Muskelkater

Muskelkater stellt ein Schmerz in der Muskulatur dar, der nach intensiven sportlichen Anstrengungen auftritt. Aufgrund einer Überlastung der Muskelatur kommt es durch intensive Belastungen zu kleinen Rissen (Mikrotraumata) im Muskelgewebe, die den Schmerz in der Muskulatur hervorruft. Dieser Schmerz taucht oftmals erst Stunden nach der Belastung auf und ist nach ca. 2 bis 3 Tage wieder verschwunden. Ein Muskelkater taucht auf, wenn bestimmte Muskelpartien weit über die gewohnten Belastungen hinaus beansprucht wurden, z.B. durch eine zu schnelle Steigerung der Trainingsintensität.

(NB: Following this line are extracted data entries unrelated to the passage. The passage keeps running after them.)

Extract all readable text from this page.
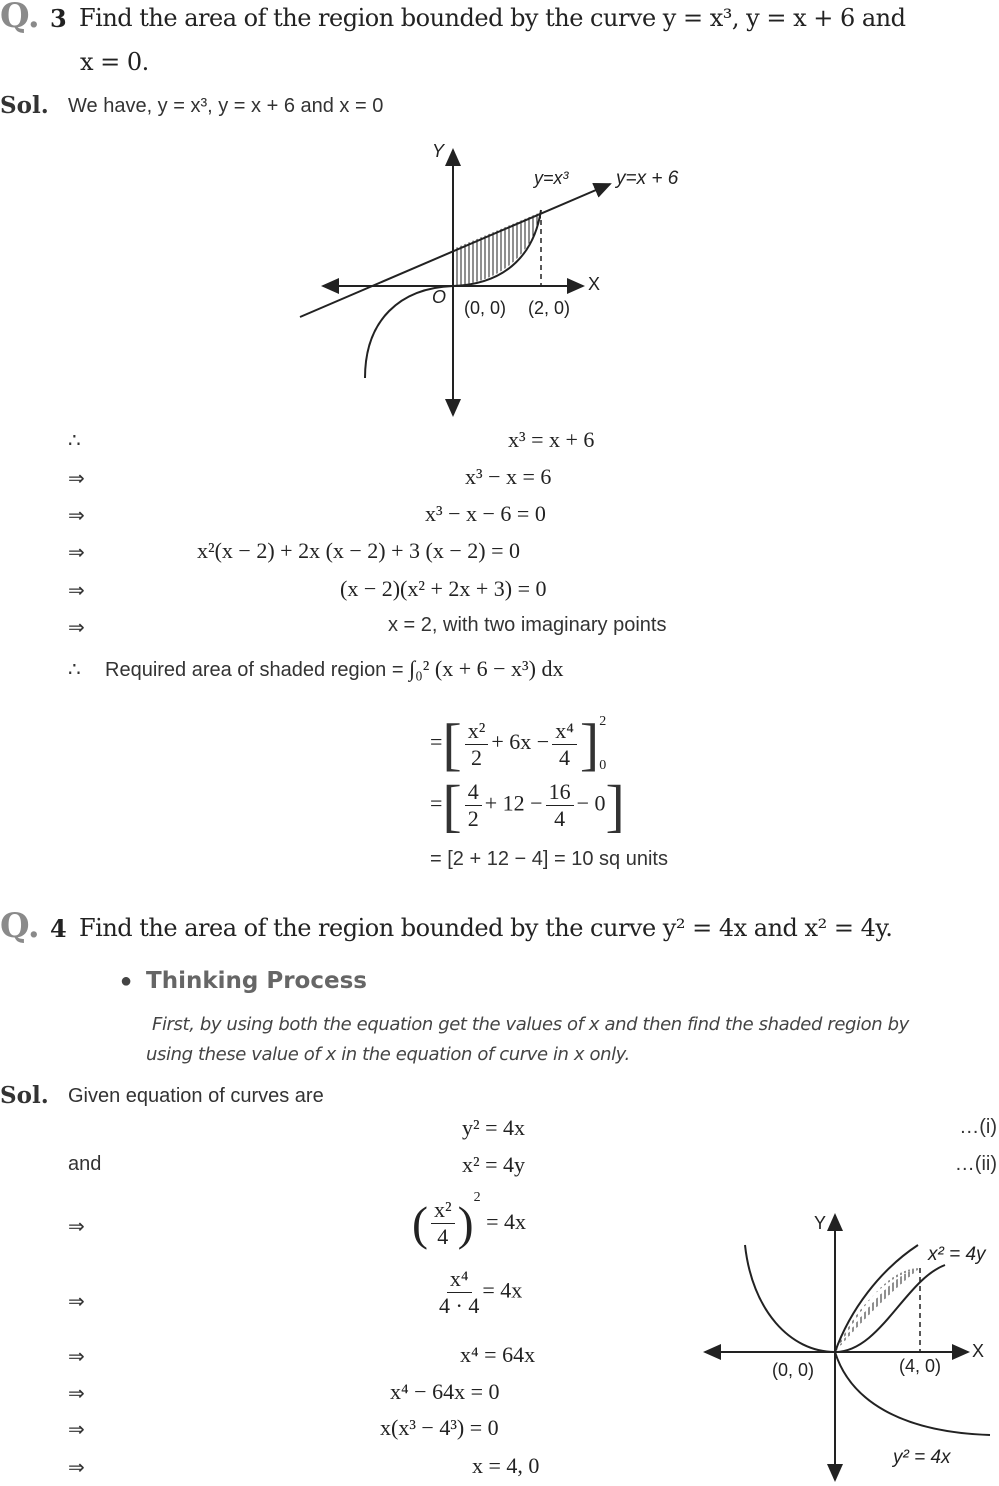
Q. 3 Find the area of the region bounded by the curve y = x³, y = x + 6 and
x = 0.
Sol. We have, y = x³, y = x + 6 and x = 0
Y
X
O
(0, 0) (2, 0)
y=x³ y=x + 6
∴	x³ = x + 6
⇒	x³ − x = 6
⇒	x³ − x − 6 = 0
⇒	x²(x − 2) + 2x (x − 2) + 3 (x − 2) = 0
⇒	(x − 2)(x² + 2x + 3) = 0
⇒	x = 2, with two imaginary points
∴ Required area of shaded region = ∫₀² (x + 6 − x³) dx
=[ $\frac{\text{x²}}{2} + 6x - \frac{\text{x⁴}}{4}$ ] 2
0
=[ $\frac{4}{2} + 12 - \frac{16}{4} - 0$]
= [2 + 12 − 4] = 10 sq units
Q. 4 Find the area of the region bounded by the curve y² = 4x and x² = 4y.
● Thinking Process
First, by using both the equation get the values of x and then find the shaded region by
using these value of x in the equation of curve in x only.
Sol. Given equation of curves are
y² = 4x	…(i)
and	x² = 4y	…(ii)
⇒	( $\frac{\text{x²}}{4} )^2 = 4x$
⇒	$\frac{\text{x⁴}}{4 \cdot 4} = 4x$
⇒	x⁴ = 64x
⇒	x⁴ − 64x = 0
⇒	x(x³ − 4³) = 0
⇒	x = 4, 0
Y
X
(0, 0)	(4, 0)
x² = 4y
y² = 4x
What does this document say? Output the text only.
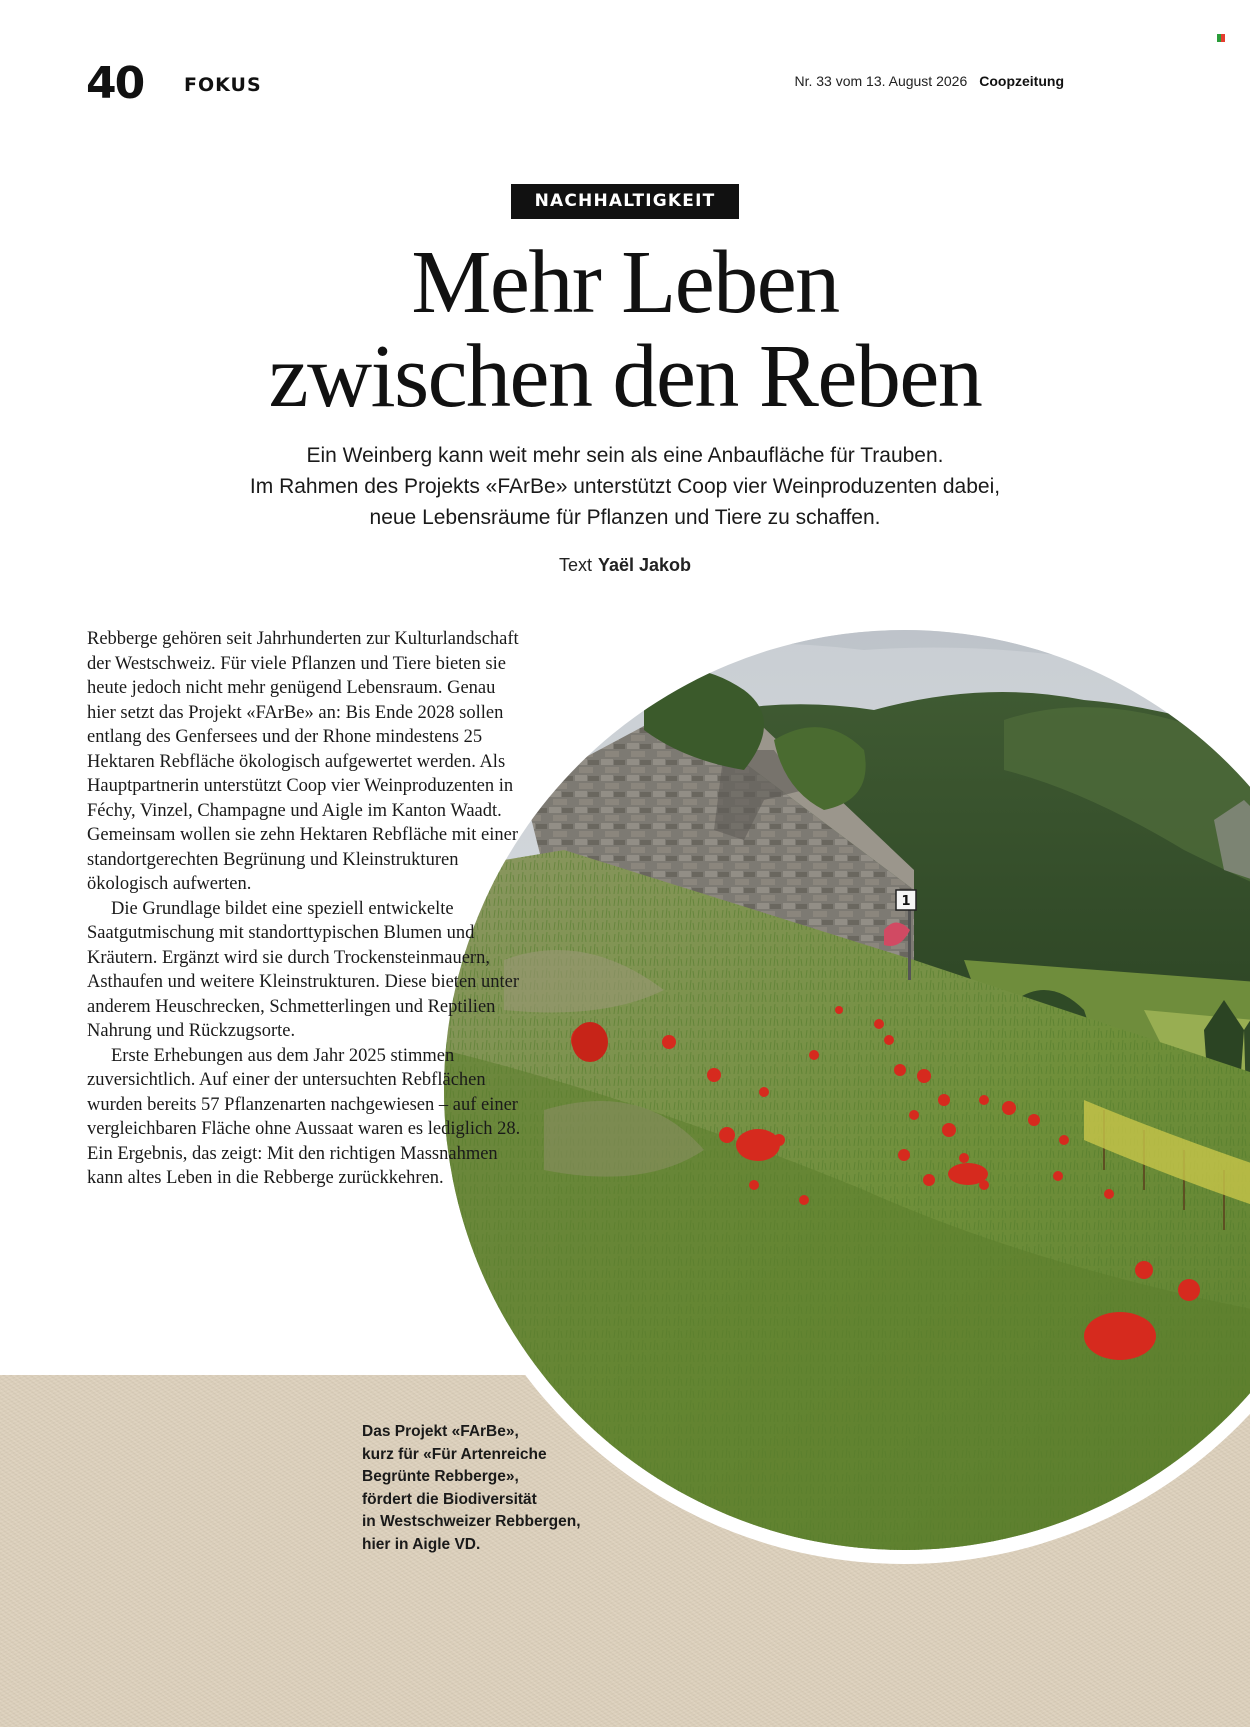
40 FOKUS	Nr. 33 vom 13. August 2026 Coopzeitung
NACHHALTIGKEIT
Mehr Leben
zwischen den Reben

Ein Weinberg kann weit mehr sein als eine Anbaufläche für Trauben.
Im Rahmen des Projekts «FArBe» unterstützt Coop vier Weinproduzenten dabei,
neue Lebensräume für Pflanzen und Tiere zu schaffen.

Text Yaël Jakob
1

Rebberge gehören seit Jahrhunderten zur Kulturlandschaft der Westschweiz. Für viele Pflanzen und Tiere bieten sie heute jedoch nicht mehr genügend Lebensraum. Genau hier setzt das Projekt «FArBe» an: Bis Ende 2028 sollen entlang des Genfersees und der Rhone mindestens 25 Hektaren Rebfläche ökologisch aufgewertet werden. Als Hauptpartnerin unterstützt Coop vier Weinproduzenten in Féchy, Vinzel, Champagne und Aigle im Kanton Waadt. Gemeinsam wollen sie zehn Hektaren Rebfläche mit einer standortgerechten Begrünung und Kleinstrukturen ökologisch aufwerten.

Die Grundlage bildet eine speziell entwickelte Saatgutmischung mit standorttypischen Blumen und Kräutern. Ergänzt wird sie durch Trockensteinmauern, Asthaufen und weitere Kleinstrukturen. Diese bieten unter anderem Heuschrecken, Schmetterlingen und Reptilien Nahrung und Rückzugsorte.

Erste Erhebungen aus dem Jahr 2025 stimmen zuversichtlich. Auf einer der untersuchten Rebflächen wurden bereits 57 Pflanzenarten nachgewiesen – auf einer vergleichbaren Fläche ohne Aussaat waren es lediglich 28. Ein Ergebnis, das zeigt: Mit den richtigen Massnahmen kann altes Leben in die Rebberge zurückkehren.

Das Projekt «FArBe»,
kurz für «Für Artenreiche
Begrünte Rebberge»,
fördert die Biodiversität
in Westschweizer Rebbergen,
hier in Aigle VD.
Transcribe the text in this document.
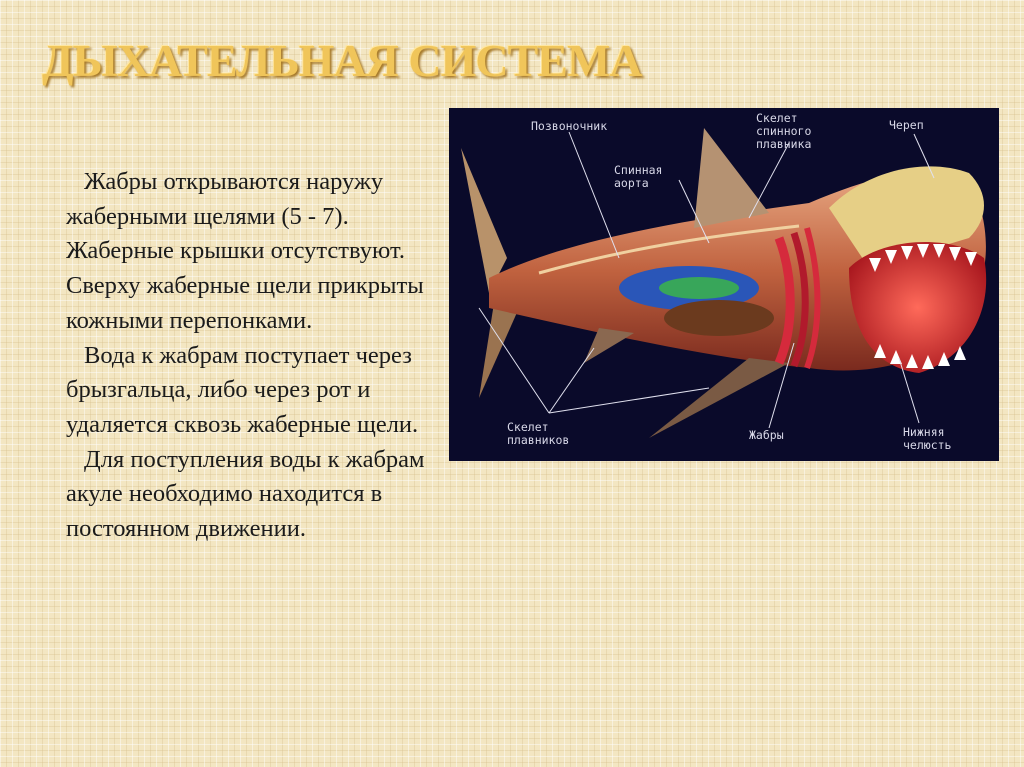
ДЫХАТЕЛЬНАЯ СИСТЕМА

Жабры открываются наружу жаберными щелями (5 - 7). Жаберные крышки отсутствуют. Сверху жаберные щели прикрыты кожными перепонками.

Вода к жабрам поступает через брызгальца, либо через рот и удаляется сквозь жаберные щели.

Для поступления воды к жабрам акуле необходимо находится в постоянном движении.

Позвоночник
Скелет
спинного
плавника
Череп
Спинная
аорта
Скелет
плавников	Жабры	Нижняя
челюсть
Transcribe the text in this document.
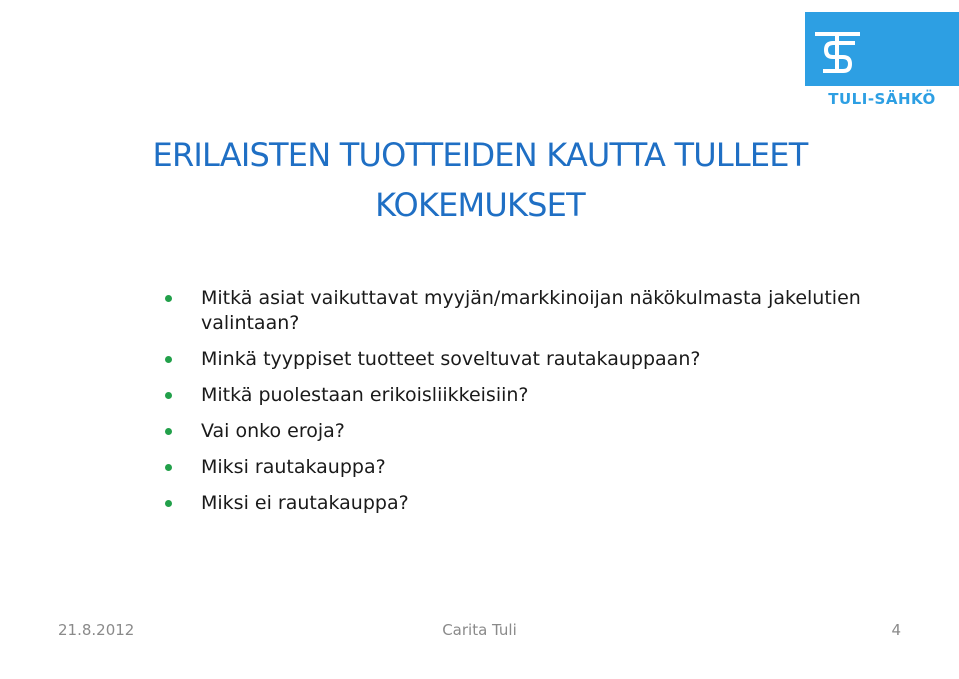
TULI-SÄHKÖ
ERILAISTEN TUOTTEIDEN KAUTTA TULLEET
KOKEMUKSET
Mitkä asiat vaikuttavat myyjän/markkinoijan näkökulmasta jakelutien valintaan?
Minkä tyyppiset tuotteet soveltuvat rautakauppaan?
Mitkä puolestaan erikoisliikkeisiin?
Vai onko eroja?
Miksi rautakauppa?
Miksi ei rautakauppa?
21.8.2012	Carita Tuli	4
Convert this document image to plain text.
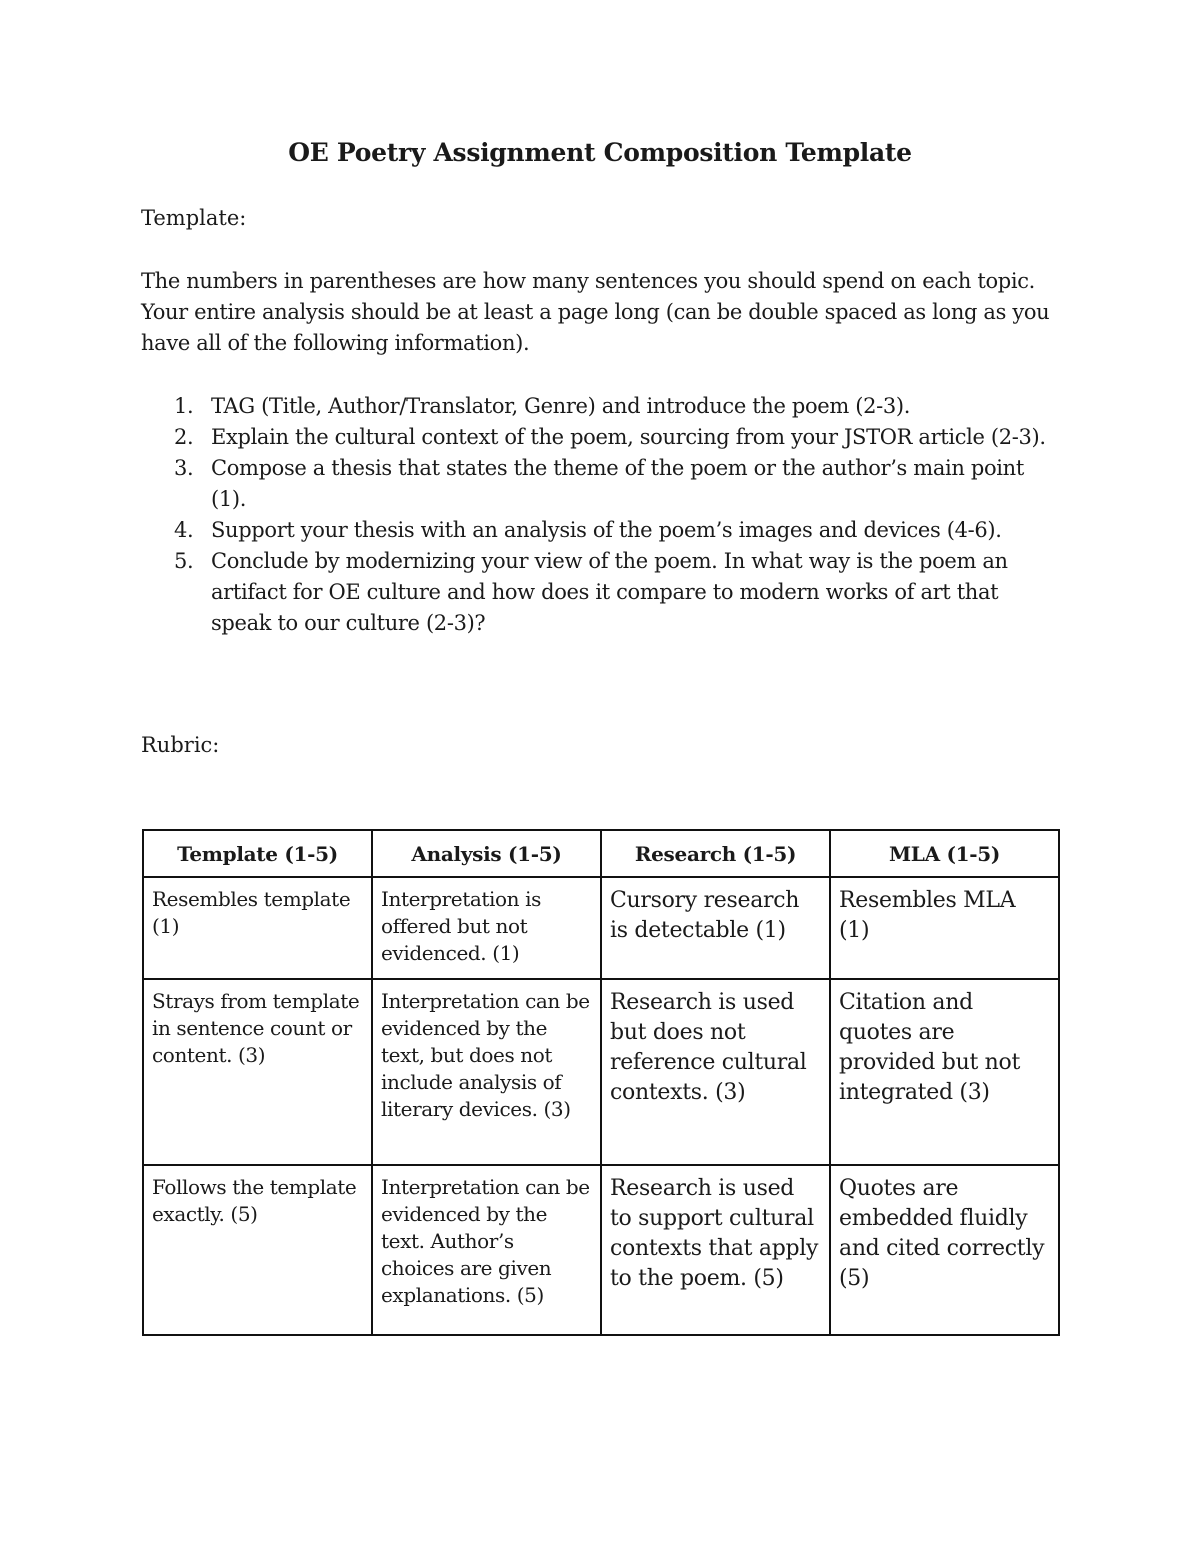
OE Poetry Assignment Composition Template
Template:
The numbers in parentheses are how many sentences you should spend on each topic. Your entire analysis should be at least a page long (can be double spaced as long as you have all of the following information).
1. TAG (Title, Author/Translator, Genre) and introduce the poem (2-3).
2. Explain the cultural context of the poem, sourcing from your JSTOR article (2-3).
3. Compose a thesis that states the theme of the poem or the author’s main point (1).
4. Support your thesis with an analysis of the poem’s images and devices (4-6).
5. Conclude by modernizing your view of the poem. In what way is the poem an artifact for OE culture and how does it compare to modern works of art that speak to our culture (2-3)?
Rubric:
Template (1-5)	Analysis (1-5)	Research (1-5)	MLA (1-5)
Resembles template (1)	Interpretation is offered but not evidenced. (1)	Cursory research is detectable (1)	Resembles MLA (1)
Strays from template in sentence count or content. (3)	Interpretation can be evidenced by the text, but does not include analysis of literary devices. (3)	Research is used but does not reference cultural contexts. (3)	Citation and quotes are provided but not integrated (3)
Follows the template exactly. (5)	Interpretation can be evidenced by the text. Author’s choices are given explanations. (5)	Research is used to support cultural contexts that apply to the poem. (5)	Quotes are embedded fluidly and cited correctly (5)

Muskelkater - Aus Leistungssicht kein Problem

Aus Leistungssicht bedeutet ein Muskelkater grundsätzlich erstmal keinen Schaden, denn die Belastungsreize führen zu einer Anpassung der Muskulatur. So kann der Körper beim nächsten Lauf mit der Belastung besser umgehen und es entwickelt sich kein oder zumindest ein weniger starker Muskelkater heraus. Allerdings benötigt die Muskulatur auch längere Erholungsphasen, als normalerweise zwischen den Trainingsreizen üblich ist. Demnach sollten die Trainingsintensitäten möglichst langsam gesteigert werden, sodass in der Regel Muskelkater gar nicht oder nur noch selten auftritt.


Muskelkater in der Wade

Was hilft gegen Muskelkater?

Gegen Muskelkater kann man grundsätzlich nicht viel tun. Die durch den Muskelkater verletzten Muskelpartien sollten geschont und keiner weiteren starken Belastung ausgesetzt werden. Sollten Sie dennoch den Muskel stark beanspruchen, können schmerzhafte Muskelfaserrisse entstehen. Im Umkehrschluss bedeutet Muskelkater aber keine Bettruhe. Lockeres Spazierengehen kann den Muskel unter Umständen sogar lockern und schneller regenerieren lassen. Fälschlicherweise wird oft angenommen, dass ein Dehnen vor oder insbesondere nach der Überlastung den Muskelkater weniger stark ausfallen zu lässt. Dem ist in jeden Fall nicht so. Das Dehnen kann im Gegenteil die Muskulatur sogar zusätzlich schädigen und den Regenerationsprozess verlangsamen. Ob Massagen hilfreich sind, hängt maßgeblich davon ab, wie Sie durchgeführt werden. Eine bessere Durchblutung der Muskulatur, die durch Massagieren erreicht wird, verbessert grundsätzlich die Regeneration. Zu kräftig ausgeführte Massagen reizen die Muskulatur weiter und verlangsamen deren Heilung. In jedem Fall kann man zur Regeneration aber auf Wärmezufuhr der verletzten Muskulatur setzen, z.B. durch warme Bäder oder Sauna. Die unter Wärmeeinfluss verbesserte Durchblutung der Muskulatur lässt sie schneller regenerieren.